Championnat de France d’orthographe

M. Bruno Dewaele :
« D’abord oublier tout cela »

Jean HOUCKE
La Voix du Nord (Hazebrouck)
8 octobre 1985

« D’abord, oublier tout cela... » Telle est la première préoccupation de M. Bruno Dewaele, professeur de lettres au lycée des Flandres, sacré samedi après-midi, au studio des « Grosses têtes », un lieu où l’esprit souffle en courants d’air, champion de France toutes catégories d’orthographe. « Oublier tout cela », c’est surtout se reposer d’un travail assez exténuant. Toutes les vacances et tout son temps libre, M. Dewaele les a passés à consulter dictionnaires, glossaires et grammaires. Six à sept heures de tête-à-tête avec Larousse et autres, tel était le menu quotidien qui lui a permis de décrocher la timbale de la « garden-party ».

Le lauréat a trouvé le texte plutôt facile par rapport aux épreuves préliminaires et enfantin en comparaison des tests effectués avant la dictée. Ces tests devaient, en principe, départager les ex æquo.

Une faute et demie

Les correcteurs, qui comptaient une faute par syllabe, l’ont pénalisé d’une erreur et demie. La première faute rend hommage à sa tempérance. Il a, par tactique et dans le doute, écrit « résiné », le vin, de la même manière que son homophone raisiné, la confiture, que l’on savourait en début de dictée. La demi-faute est vestimentaire. Il a habillé de traits d’union superfétatoires l’expression se mettre sur son trente et un. Par contre, les termes d’usage peu courant comme coquemars, scorsonère ou butyreux ne lui ont posé aucun problème. Sa crainte était de commettre des erreurs d’inattention.

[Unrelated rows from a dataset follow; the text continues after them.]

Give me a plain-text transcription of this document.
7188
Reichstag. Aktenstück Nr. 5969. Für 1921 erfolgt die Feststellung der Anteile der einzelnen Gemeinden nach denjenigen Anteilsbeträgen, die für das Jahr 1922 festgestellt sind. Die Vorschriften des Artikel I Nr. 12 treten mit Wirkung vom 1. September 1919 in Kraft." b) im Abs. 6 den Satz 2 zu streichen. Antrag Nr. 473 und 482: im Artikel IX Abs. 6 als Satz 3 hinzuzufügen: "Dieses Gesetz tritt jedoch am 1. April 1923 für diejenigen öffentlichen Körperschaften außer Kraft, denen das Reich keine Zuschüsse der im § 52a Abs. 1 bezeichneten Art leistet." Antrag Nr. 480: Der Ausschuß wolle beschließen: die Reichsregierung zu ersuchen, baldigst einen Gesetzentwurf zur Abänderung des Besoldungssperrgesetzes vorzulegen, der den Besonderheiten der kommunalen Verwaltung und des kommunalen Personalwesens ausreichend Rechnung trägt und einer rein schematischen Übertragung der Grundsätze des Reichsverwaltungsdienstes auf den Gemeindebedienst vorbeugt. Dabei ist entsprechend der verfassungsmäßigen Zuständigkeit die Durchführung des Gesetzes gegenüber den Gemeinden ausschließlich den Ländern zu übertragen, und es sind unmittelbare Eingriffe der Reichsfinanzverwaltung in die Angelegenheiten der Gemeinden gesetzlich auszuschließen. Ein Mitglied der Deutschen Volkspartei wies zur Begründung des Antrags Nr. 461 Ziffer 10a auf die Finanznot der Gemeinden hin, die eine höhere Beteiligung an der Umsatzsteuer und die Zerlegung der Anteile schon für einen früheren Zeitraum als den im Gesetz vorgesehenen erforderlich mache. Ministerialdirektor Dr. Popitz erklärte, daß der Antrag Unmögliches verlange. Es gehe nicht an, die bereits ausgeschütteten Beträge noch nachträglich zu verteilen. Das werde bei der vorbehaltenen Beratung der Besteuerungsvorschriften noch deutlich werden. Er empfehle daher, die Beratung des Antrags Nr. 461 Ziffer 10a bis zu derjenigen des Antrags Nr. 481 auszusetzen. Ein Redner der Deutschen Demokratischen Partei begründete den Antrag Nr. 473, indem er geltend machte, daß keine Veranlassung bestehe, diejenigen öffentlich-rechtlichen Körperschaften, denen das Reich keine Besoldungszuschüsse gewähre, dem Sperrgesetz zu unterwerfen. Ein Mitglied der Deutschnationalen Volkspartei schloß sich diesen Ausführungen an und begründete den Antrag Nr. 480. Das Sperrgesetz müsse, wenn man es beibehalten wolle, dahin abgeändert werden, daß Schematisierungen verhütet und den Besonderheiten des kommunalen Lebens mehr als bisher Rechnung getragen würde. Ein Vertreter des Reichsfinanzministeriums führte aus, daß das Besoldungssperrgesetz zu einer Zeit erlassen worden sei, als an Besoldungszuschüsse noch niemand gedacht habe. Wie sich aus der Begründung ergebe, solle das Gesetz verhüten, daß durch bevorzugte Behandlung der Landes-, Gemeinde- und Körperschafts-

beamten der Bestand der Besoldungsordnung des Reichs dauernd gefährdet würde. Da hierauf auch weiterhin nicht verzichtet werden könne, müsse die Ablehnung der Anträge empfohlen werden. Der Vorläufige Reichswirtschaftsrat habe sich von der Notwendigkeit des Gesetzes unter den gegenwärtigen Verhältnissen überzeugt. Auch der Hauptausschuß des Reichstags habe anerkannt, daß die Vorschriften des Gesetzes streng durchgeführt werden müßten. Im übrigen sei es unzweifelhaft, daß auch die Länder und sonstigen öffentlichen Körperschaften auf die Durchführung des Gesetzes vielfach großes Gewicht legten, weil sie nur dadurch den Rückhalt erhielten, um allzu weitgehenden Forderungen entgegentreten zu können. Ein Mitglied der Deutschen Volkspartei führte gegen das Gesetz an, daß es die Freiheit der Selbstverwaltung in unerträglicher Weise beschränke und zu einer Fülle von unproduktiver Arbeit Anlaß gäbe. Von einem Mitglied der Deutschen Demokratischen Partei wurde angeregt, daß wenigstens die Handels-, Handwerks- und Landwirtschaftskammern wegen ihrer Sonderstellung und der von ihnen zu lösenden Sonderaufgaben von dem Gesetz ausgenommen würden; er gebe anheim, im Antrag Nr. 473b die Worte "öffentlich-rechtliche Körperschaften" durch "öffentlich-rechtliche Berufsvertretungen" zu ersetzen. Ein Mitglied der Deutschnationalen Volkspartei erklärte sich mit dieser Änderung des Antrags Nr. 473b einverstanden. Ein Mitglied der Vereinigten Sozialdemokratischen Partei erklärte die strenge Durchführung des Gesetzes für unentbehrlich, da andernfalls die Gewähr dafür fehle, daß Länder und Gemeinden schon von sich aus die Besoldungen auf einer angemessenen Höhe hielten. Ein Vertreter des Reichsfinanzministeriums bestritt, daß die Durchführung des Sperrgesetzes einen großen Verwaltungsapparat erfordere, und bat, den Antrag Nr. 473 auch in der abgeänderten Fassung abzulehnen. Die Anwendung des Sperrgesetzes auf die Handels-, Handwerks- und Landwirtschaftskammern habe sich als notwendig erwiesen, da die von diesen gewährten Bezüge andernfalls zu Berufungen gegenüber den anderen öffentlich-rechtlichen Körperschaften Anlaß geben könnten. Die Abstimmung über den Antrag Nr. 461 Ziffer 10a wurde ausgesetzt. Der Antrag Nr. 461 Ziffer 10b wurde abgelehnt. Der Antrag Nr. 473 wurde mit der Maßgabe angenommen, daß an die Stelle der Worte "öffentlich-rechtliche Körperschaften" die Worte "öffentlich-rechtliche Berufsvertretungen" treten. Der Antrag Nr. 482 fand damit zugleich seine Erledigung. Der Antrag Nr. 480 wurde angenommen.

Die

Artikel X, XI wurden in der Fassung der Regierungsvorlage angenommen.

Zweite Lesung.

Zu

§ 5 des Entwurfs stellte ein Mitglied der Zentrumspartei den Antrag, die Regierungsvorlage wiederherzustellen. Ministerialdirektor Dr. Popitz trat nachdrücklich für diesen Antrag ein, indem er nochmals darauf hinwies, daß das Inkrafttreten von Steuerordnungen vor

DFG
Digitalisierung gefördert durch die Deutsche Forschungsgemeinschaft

Ce championnat ne lui a laissé qu’un regret, le titre de la dictée : « Garden-party ». Pourquoi avoir affublé d’un mot anglais une épreuve destinée à magnifier la langue et qui, circonstance aggravante, avait trait à une spécialité bien française... la gastronomie ?

M. Dewaele a gagné, outre le titre, un tour du monde de la francophonie.

Un recueil de nouvelles

Défendra-t-il son titre ? Le règlement l’exclut, mais il est possible que Bernard Pivot ouvre l’épreuve à tous les candidats francophones de la Terre. Pour le moment, pas question de se replonger dans les dictionnaires. Il a d’autres projets et d’abord terminer un recueil de nouvelles. Il a déjà publié deux livres d’humour fort appréciés des malades, des vacanciers et des connaisseurs : La Danse du scalpel, aimable satire des milieux hospitaliers et Comme sur des roulottes, évocation très personnelle de l’art du caravaning.

Harcèlement téléphonique

Fêté par ses élèves, félicité par ses collègues, en proie dès dimanche à un harcèlement téléphonique dont la Saint-Bruno n’était pas le seul prétexte, il n’a jusqu’à présent rien reçu de son ministre de tutelle. Dommage. Il eût été si drôle que le télégramme de M. Chevènement contînt quelque savoureux pataquès...

Comme depuis l’affaire Ceccaldi, d’infamante mémoire, Hazebrouck n’avait plus décroché la « une » de la presse écrite, M. Sergheraert, député-maire, a décidé d’organiser une réception en l’honneur du champion. On lui prête l’intention d’y inviter M. Bernard Pivot. Le champagne traditionnel y serait remplacé par un résiné, lequel arroserait quelques solides tranches de « koekestut » tartinées pour la circonstance de raisiné.